Após o desastre, foi iniciado um processo de descontaminação. A medida encabeçada pelo governo japonês permitiu que algumas áreas voltassem a ser habitadas novamente.


Cidades como Naraha e Tomioka foram parcialmente reabertas. Já Futaba foi a última entre os 11 distritos afetados a ter a ordem de retirada suspensa, ainda que com restrições. Cerca de 10% dos moradores decidiram voltar.

As autoridades estimam que a limpeza completa da região leve cerca de 30 anos.


Água contaminada

A Tokyo Electric Power Company, responsável pela usina, afirma que desde o acidente utiliza água para resfriar os reatores danificados. Mais de mil reservatórios cheios tratados foram lançados gradualmente pelo governo japonês a partir de agosto de 2023 no Oceano Pacífico.
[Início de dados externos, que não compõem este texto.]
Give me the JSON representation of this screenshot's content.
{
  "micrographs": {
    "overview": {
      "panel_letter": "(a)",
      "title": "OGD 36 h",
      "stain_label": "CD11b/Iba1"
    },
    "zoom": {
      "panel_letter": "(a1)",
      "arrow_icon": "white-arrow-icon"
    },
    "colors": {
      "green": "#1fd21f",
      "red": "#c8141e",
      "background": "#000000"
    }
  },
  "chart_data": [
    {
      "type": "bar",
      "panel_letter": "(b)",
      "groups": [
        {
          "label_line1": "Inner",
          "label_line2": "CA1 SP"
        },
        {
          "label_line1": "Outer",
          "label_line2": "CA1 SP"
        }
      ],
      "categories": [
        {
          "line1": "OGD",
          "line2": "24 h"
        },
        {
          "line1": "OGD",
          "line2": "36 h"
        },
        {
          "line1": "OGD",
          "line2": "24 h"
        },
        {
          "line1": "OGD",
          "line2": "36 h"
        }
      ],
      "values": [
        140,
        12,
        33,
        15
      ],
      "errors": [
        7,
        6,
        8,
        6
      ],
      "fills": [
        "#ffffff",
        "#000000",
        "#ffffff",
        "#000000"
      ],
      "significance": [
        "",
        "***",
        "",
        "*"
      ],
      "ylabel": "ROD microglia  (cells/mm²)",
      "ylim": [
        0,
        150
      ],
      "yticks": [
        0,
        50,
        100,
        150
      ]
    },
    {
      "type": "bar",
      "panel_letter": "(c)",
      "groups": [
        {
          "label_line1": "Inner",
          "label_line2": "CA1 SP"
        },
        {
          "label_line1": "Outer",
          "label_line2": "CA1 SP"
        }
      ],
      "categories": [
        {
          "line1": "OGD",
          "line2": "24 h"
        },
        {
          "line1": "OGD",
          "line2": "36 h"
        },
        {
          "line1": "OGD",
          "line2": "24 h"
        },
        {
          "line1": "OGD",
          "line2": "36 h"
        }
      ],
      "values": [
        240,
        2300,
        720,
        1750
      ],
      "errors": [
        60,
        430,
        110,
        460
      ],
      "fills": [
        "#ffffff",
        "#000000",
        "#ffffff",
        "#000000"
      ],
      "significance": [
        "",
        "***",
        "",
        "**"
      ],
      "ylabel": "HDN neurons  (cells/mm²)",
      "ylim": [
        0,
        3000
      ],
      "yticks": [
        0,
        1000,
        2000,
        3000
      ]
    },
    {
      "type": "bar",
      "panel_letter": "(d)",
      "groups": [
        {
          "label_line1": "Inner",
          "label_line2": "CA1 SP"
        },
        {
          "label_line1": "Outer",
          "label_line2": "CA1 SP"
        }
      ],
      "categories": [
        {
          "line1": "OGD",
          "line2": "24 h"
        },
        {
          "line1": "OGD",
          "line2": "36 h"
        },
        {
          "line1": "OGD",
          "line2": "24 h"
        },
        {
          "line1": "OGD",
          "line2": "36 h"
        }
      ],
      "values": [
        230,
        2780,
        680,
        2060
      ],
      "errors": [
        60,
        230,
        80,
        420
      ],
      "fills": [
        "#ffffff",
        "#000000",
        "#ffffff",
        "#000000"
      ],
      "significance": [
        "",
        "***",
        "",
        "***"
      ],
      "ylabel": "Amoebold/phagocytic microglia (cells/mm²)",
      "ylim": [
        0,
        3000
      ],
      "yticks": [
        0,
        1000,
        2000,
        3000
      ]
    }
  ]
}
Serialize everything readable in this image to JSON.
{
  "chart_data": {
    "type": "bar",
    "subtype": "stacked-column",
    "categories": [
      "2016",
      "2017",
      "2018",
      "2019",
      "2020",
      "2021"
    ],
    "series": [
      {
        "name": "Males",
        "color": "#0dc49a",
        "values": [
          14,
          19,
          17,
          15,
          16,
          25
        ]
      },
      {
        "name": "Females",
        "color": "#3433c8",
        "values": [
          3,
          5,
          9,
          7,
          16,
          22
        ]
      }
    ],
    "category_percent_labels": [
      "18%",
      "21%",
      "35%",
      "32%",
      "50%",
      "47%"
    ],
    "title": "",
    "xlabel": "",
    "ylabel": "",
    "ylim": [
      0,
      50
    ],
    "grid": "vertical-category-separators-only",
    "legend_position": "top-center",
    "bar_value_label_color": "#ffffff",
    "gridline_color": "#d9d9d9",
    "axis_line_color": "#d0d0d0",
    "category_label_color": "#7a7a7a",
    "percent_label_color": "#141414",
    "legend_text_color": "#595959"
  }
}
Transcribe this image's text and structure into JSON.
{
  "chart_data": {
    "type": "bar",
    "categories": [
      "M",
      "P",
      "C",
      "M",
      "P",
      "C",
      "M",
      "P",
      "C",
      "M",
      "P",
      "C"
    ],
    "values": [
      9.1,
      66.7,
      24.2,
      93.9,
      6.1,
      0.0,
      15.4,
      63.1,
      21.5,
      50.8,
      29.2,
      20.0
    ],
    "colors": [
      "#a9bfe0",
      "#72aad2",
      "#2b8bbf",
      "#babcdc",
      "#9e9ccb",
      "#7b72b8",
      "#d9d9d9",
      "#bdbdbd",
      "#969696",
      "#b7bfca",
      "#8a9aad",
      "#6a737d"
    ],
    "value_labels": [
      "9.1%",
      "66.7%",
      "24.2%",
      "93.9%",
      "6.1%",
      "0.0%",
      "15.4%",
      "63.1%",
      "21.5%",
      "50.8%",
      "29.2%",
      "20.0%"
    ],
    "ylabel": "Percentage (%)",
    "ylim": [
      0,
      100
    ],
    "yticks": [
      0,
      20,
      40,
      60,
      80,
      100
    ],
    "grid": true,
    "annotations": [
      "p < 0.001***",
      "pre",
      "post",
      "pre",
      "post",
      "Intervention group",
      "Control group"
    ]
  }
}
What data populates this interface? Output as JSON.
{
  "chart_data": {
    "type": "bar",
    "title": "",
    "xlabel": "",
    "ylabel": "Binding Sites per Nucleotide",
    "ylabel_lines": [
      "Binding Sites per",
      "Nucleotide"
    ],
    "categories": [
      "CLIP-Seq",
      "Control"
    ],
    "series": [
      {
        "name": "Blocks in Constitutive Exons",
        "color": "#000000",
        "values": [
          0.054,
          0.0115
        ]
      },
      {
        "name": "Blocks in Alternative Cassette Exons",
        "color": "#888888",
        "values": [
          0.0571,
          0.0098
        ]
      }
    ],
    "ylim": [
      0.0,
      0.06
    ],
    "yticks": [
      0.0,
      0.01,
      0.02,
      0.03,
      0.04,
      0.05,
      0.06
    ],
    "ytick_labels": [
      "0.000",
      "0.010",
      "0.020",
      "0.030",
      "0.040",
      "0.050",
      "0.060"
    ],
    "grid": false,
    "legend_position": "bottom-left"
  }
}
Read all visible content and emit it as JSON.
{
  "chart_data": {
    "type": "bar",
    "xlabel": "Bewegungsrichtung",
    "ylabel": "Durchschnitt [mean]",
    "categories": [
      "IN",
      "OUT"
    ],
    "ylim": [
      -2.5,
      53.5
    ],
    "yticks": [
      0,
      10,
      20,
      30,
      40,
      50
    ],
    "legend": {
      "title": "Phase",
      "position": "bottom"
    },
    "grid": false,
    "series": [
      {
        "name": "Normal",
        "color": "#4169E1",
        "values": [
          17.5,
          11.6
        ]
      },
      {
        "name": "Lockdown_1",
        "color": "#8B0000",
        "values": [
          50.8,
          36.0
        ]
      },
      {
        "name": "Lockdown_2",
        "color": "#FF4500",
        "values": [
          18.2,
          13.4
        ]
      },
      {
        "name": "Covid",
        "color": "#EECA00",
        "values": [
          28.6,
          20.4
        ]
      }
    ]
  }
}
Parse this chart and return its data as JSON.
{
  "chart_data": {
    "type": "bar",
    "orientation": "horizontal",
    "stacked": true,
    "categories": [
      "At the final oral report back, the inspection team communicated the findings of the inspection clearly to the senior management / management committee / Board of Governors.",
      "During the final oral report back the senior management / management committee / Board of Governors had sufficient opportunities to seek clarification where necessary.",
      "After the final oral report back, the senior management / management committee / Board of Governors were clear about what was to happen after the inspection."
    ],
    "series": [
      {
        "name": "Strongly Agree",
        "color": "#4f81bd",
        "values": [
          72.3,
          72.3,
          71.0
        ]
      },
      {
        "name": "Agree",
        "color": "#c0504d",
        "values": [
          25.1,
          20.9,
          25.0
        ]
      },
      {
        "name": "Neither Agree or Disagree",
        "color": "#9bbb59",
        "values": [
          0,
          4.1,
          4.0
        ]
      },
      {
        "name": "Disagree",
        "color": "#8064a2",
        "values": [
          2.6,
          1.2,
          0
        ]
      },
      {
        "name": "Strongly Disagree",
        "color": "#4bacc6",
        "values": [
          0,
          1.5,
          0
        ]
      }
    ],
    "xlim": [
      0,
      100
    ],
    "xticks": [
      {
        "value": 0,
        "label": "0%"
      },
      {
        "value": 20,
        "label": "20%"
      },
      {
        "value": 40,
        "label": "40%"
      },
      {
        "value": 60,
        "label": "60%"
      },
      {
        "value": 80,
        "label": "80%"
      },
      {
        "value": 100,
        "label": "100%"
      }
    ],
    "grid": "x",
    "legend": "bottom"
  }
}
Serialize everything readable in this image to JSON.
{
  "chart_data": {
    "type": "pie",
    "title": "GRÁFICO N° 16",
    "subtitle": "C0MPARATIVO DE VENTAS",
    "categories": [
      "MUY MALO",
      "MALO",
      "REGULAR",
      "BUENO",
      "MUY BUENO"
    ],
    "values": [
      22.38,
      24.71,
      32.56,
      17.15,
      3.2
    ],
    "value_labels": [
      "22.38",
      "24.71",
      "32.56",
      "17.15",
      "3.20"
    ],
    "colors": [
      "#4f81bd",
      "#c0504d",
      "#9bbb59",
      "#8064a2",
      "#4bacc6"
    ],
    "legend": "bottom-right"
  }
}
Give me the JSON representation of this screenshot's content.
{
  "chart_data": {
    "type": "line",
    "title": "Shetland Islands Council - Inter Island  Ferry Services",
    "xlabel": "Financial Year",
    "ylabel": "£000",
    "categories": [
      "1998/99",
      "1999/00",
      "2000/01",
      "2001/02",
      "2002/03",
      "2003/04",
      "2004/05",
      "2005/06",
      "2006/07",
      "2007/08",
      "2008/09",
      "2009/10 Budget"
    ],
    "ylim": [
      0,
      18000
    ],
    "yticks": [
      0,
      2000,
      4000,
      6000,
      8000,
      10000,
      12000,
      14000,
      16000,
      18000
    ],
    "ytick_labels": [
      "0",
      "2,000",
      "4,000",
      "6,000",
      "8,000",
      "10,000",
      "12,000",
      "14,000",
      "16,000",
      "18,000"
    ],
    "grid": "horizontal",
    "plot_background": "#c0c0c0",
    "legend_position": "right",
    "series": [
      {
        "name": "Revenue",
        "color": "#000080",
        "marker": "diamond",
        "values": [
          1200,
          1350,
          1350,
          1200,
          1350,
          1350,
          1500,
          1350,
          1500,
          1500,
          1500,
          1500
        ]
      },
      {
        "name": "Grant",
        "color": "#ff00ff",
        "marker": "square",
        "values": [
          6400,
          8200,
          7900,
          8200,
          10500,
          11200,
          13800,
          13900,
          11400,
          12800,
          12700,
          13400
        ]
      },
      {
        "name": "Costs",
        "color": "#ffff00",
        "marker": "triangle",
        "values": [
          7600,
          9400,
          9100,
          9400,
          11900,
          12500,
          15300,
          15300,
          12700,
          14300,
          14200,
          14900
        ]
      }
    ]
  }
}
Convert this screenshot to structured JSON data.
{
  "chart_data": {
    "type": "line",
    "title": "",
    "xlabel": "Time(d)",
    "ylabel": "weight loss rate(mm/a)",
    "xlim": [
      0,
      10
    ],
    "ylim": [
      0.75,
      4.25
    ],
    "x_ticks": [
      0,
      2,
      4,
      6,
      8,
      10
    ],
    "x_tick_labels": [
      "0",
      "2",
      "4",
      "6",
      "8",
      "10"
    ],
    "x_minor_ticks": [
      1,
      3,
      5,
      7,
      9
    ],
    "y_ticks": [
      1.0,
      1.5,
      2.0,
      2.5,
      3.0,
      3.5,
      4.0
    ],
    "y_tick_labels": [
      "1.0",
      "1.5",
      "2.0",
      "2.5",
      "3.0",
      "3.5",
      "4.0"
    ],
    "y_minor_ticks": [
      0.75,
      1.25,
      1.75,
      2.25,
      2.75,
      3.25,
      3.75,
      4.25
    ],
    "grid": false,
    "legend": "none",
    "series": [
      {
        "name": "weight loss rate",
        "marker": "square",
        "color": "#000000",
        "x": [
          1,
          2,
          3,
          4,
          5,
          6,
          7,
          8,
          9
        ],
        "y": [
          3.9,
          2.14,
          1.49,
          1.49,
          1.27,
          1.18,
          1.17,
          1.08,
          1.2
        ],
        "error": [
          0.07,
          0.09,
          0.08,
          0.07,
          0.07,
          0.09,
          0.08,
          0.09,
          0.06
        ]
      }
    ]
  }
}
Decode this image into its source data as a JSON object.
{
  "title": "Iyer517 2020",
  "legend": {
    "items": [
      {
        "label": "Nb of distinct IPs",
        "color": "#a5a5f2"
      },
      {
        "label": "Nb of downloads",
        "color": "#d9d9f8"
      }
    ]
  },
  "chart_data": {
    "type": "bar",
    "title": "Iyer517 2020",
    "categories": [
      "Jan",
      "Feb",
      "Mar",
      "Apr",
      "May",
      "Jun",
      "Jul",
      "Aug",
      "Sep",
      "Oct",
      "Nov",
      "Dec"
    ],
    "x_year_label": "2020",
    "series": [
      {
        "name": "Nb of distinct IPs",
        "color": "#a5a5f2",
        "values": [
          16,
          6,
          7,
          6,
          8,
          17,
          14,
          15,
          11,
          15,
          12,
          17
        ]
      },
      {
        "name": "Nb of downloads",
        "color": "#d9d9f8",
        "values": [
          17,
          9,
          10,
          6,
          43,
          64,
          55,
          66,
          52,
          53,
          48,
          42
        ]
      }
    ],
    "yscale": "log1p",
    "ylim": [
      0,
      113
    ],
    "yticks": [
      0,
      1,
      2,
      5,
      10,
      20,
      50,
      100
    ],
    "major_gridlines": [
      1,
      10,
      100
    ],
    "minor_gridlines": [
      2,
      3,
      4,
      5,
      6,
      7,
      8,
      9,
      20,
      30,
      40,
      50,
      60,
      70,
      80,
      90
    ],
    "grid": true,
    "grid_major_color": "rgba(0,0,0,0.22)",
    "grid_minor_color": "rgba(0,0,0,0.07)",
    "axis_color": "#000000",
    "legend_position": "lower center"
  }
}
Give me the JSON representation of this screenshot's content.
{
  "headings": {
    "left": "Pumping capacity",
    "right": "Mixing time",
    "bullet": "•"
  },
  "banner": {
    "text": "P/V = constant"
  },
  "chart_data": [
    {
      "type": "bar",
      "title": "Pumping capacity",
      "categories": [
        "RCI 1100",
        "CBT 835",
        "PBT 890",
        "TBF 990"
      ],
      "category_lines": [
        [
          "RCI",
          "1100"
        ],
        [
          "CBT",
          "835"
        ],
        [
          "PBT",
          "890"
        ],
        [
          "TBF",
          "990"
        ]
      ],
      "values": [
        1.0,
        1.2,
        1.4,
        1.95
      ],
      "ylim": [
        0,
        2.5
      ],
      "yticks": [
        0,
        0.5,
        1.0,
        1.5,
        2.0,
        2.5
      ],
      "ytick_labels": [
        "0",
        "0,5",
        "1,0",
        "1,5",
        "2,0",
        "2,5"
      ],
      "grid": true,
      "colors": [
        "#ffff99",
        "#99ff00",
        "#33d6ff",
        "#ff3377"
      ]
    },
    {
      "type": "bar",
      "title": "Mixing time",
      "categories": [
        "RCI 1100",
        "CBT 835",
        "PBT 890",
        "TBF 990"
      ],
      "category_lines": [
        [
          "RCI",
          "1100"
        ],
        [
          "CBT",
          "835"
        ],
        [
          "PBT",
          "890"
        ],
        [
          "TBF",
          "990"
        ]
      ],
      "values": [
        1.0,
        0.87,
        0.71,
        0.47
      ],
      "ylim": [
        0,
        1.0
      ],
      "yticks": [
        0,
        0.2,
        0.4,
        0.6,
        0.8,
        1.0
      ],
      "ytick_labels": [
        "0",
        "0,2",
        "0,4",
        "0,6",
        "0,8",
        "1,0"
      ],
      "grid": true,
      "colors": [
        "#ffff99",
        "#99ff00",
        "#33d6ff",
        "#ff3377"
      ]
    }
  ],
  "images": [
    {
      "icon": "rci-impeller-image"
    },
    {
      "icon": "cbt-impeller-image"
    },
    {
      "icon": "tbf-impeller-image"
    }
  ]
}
A ação, no entanto, não foi bem recebida pelos países vizinhos. A China, por exemplo, suspendeu a importação de frutos do mar do Japão. Já a a Coreia do Sul reduziu suas compras.


Os materiais radioativos separados da água são guardados em recipientes de concreto, que a empresa pretende transferir para uma instalação em uma área elevada.

Em contato com o corpo, os materiais representam riscos para a saúde humana, e podem levar à infertilidade ou casos de câncer.

Japão reativa usina nuclear

Em janeiro deste ano, o Japão reativou a usina nuclear de Fukushima. A medida, segundo o governo japonês, é uma estratégia para reduzir a dependência energética de outros países.

Até o momento, apenas um dos sete reatores da usina de Kashiwazaki-Kariwa voltou a funcionar.

Moradores chegaram a ser contra retomada, sob a alegação de que a operadora é a mesma que administrava Fukushima.

Atualmente, o país conta com 33 reatores, sendo que 15 estão em funcionamento.

Além disso, Tóquio ampliou medidas de proteção contra tsunamis. Como parte disso, um sistema de barreiras costeiras foi construído ao longo do litoral.